A primatologista Katie Gondor trabalha na reserva. Durante um passeio pelo local, ela se volta rapidamente quando ouve um movimento numa trilha na floresta. Ela sussurra para não assustar os macacos.
"Eu não posso dizer que animal era, mas quando o movimento é calmo e lento, como esse, suspeito que seja um colobus." Gondor está coletando dados para o Programa de Proteção da Biodiversidade de Bioko. Um pequeno grupo de jovens cientistas – tanto americanos como guineenses – caminha cuidadosamente atrás dela. Eles carregam notebooks, binóculos e equipamentos de rastreamento GPS.
Depois de alguns alarmes falsos – um esquilo, um papagaio – eles encontram um grupo, formado por várias espécies de macacos, sentados numa árvore sobre um penhasco, com vista para o desfiladeiro do rio. Uma família de colobus negro (Colobus satanas) está dormindo e mastigando folhas.

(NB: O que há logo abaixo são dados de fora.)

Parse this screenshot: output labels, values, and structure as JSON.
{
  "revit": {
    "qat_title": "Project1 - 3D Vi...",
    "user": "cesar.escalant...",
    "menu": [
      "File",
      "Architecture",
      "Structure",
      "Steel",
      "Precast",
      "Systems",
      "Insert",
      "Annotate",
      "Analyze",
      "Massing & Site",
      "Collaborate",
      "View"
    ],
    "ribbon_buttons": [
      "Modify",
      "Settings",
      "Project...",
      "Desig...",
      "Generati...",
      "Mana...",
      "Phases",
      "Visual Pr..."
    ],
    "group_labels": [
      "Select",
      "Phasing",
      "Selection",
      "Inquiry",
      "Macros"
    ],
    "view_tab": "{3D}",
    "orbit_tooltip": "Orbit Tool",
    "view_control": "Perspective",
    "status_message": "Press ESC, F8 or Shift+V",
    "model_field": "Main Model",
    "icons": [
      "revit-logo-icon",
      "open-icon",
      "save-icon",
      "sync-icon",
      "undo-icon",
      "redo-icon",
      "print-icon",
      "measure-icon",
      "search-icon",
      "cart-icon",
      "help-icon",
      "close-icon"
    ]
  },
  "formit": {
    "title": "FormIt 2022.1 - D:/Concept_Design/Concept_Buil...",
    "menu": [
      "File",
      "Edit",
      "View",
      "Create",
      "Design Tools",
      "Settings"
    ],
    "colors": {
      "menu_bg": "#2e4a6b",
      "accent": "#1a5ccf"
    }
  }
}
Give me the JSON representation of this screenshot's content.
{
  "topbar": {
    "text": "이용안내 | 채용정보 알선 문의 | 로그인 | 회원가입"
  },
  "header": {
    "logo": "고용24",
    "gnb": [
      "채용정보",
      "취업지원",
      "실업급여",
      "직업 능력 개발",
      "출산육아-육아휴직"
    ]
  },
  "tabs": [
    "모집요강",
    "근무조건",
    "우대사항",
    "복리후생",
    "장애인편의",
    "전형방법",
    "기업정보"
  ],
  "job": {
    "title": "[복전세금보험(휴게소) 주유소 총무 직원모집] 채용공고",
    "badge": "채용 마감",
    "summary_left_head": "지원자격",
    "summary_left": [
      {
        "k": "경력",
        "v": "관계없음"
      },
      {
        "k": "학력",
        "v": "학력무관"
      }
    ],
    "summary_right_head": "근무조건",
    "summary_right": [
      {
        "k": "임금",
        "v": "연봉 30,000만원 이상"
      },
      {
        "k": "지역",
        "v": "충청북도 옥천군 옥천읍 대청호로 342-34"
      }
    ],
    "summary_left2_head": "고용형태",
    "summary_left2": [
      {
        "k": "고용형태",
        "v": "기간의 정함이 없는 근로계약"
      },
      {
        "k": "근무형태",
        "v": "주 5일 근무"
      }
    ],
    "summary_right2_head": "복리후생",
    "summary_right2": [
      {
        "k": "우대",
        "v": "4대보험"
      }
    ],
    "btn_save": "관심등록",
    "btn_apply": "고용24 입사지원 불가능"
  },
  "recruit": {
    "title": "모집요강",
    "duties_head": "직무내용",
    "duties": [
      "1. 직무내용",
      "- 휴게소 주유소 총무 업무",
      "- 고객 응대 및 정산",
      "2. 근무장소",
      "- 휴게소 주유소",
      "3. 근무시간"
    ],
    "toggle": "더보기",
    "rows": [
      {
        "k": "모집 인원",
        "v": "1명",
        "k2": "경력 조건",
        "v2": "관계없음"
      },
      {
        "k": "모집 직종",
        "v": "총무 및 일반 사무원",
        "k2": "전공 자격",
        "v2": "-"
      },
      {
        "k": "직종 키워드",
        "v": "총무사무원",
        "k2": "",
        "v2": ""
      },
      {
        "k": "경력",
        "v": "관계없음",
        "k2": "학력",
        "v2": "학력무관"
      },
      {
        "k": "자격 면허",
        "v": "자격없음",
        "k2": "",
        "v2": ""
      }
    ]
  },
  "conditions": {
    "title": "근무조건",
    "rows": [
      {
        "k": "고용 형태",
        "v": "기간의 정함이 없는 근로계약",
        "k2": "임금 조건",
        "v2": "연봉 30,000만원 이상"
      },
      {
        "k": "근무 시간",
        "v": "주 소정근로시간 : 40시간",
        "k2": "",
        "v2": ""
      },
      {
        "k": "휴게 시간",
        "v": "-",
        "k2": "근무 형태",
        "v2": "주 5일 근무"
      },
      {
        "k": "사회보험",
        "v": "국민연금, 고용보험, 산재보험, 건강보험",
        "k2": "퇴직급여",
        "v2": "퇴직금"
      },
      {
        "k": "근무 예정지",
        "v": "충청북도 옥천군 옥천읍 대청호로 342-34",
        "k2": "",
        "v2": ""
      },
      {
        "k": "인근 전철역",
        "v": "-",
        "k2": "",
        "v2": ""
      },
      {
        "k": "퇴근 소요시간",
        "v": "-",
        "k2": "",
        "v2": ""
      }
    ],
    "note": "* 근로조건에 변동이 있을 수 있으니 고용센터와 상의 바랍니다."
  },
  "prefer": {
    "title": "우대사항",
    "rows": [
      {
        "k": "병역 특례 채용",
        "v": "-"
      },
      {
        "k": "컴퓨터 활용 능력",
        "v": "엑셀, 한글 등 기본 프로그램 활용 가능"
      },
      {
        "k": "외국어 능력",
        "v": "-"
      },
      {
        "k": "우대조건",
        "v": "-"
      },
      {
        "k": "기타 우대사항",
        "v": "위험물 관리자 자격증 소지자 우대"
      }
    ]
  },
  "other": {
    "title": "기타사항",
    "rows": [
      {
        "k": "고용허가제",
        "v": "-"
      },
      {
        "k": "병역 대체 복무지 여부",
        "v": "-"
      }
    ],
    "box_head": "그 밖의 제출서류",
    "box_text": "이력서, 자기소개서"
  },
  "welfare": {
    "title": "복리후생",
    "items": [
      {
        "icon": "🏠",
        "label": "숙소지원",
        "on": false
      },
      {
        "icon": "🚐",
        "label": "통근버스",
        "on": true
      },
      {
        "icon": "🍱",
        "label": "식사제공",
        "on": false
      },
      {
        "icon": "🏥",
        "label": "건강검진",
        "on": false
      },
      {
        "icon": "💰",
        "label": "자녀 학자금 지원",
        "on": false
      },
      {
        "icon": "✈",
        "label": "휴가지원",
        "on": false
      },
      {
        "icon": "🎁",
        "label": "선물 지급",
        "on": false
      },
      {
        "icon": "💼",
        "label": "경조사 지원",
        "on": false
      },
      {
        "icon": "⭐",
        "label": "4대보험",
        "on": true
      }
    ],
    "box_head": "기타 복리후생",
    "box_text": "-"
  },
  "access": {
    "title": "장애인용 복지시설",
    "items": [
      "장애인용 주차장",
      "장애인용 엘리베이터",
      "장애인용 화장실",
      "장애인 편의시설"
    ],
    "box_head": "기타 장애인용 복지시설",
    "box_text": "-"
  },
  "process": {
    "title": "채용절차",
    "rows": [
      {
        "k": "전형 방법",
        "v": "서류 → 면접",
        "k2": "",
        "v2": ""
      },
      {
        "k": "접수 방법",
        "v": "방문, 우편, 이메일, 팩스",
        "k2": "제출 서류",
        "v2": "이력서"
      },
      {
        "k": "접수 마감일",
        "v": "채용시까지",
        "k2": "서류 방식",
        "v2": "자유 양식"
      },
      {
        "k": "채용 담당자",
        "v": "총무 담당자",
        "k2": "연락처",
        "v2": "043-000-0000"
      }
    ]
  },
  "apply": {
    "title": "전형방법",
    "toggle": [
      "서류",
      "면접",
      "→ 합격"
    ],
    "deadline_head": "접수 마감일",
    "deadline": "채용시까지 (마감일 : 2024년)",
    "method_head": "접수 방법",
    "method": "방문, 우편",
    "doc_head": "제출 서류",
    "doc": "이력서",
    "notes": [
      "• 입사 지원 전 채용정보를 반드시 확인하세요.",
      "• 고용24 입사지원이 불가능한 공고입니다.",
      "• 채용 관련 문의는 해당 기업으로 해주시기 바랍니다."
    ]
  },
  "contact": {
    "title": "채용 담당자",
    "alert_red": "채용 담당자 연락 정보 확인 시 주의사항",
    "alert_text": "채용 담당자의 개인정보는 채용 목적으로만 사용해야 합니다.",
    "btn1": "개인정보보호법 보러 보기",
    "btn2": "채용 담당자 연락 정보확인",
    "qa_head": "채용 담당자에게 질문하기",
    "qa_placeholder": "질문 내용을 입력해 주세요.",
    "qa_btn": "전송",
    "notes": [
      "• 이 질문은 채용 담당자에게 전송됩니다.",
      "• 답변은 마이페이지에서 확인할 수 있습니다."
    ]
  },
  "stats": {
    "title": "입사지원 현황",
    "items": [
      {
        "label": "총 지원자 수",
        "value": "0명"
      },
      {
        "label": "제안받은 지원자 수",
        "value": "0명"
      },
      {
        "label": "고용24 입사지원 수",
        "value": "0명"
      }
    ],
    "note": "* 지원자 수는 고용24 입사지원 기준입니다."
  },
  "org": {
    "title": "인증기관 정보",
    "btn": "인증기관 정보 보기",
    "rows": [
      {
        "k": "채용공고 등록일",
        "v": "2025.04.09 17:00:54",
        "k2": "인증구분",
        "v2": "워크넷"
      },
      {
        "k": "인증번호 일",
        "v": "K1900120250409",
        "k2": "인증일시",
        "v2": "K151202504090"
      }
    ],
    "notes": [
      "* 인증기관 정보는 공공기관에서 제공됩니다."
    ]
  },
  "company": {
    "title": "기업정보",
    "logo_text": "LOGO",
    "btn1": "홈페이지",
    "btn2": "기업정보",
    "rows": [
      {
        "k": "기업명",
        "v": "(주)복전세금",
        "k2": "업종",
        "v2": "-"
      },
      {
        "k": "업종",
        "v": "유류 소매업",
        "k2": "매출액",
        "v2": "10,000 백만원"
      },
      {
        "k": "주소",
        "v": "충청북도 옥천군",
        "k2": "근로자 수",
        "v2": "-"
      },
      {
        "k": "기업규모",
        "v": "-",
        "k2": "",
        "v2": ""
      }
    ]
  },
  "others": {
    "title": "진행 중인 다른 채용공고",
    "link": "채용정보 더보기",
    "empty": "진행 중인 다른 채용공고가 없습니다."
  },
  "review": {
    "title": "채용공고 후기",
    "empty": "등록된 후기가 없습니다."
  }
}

Mais tarde, os pesquisadores surpreendem um colobus de Pennant (Piliocolobus pennantii) – o primata começa a gritar para eles. Os locais se referem à espécie como "macaco corajoso", pois confronta o perigo com altos berros e se recusa a fugir.

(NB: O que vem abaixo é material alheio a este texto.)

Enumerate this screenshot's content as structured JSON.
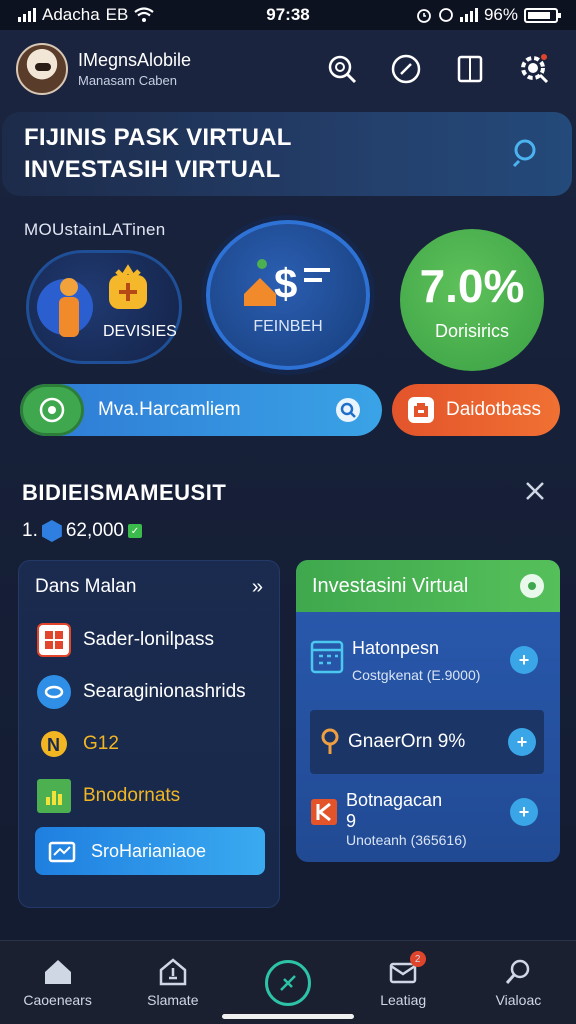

Quando os caçadores começaram a usar armas de fogo, esse mecanismo de defesa transformou a espécie num alvo fácil. O colobus de Pennant é hoje uma das espécies de primata mais ameaçadas do planeta. Desde o final da década de 1980, a população caiu pela metade, e restam menos de 5 mil em todo o mundo.
Ativismo nas ondas do rádio
Há pessoas em Bioko que querem salvar esses macacos – e elas estão usando o rádio para construir um movimento de proteção. Os radialistas Prospero Rivas e Antonio Manuel criaram o primeiro programa ambiental de rádio de Bioko, transmitido todas as sextas-feiras pela emissora Songa. Ambos são recém-formados da Universidade Nacional da Guiné Equatorial e incentivam os ouvintes a preservar a fauna e a flora da ilha.
"Estamos praticamente esvaziando o meio ambiente", diz Rivas. "Estamos comendo e consumindo essa biodiversidade sem qualquer tipo de compaixão. Falamos disse no nosso programa. Queremos preservar tudo que ainda resta, enquanto for possível."
Manuel diz que, embora o programa só esteja no ar há alguns meses, eles já começaram a ver resultados. "Estava com meus vizinhos e eles disseram: 'Não queremos mais comer carne vermelha'. Eu disse: 'Meu Deus! Obrigado! '. Uma pessoa dizendo que não vai mais comer carne selvagem é algo ótimo."
Embora a mensagem enviada pelas ondas do rádio alcance as pessoas, ainda é cedo para saber se ela vai criar uma mudança de mentalidade que evite a extinção dos macacos e dos outros animais selvagens de Bioko.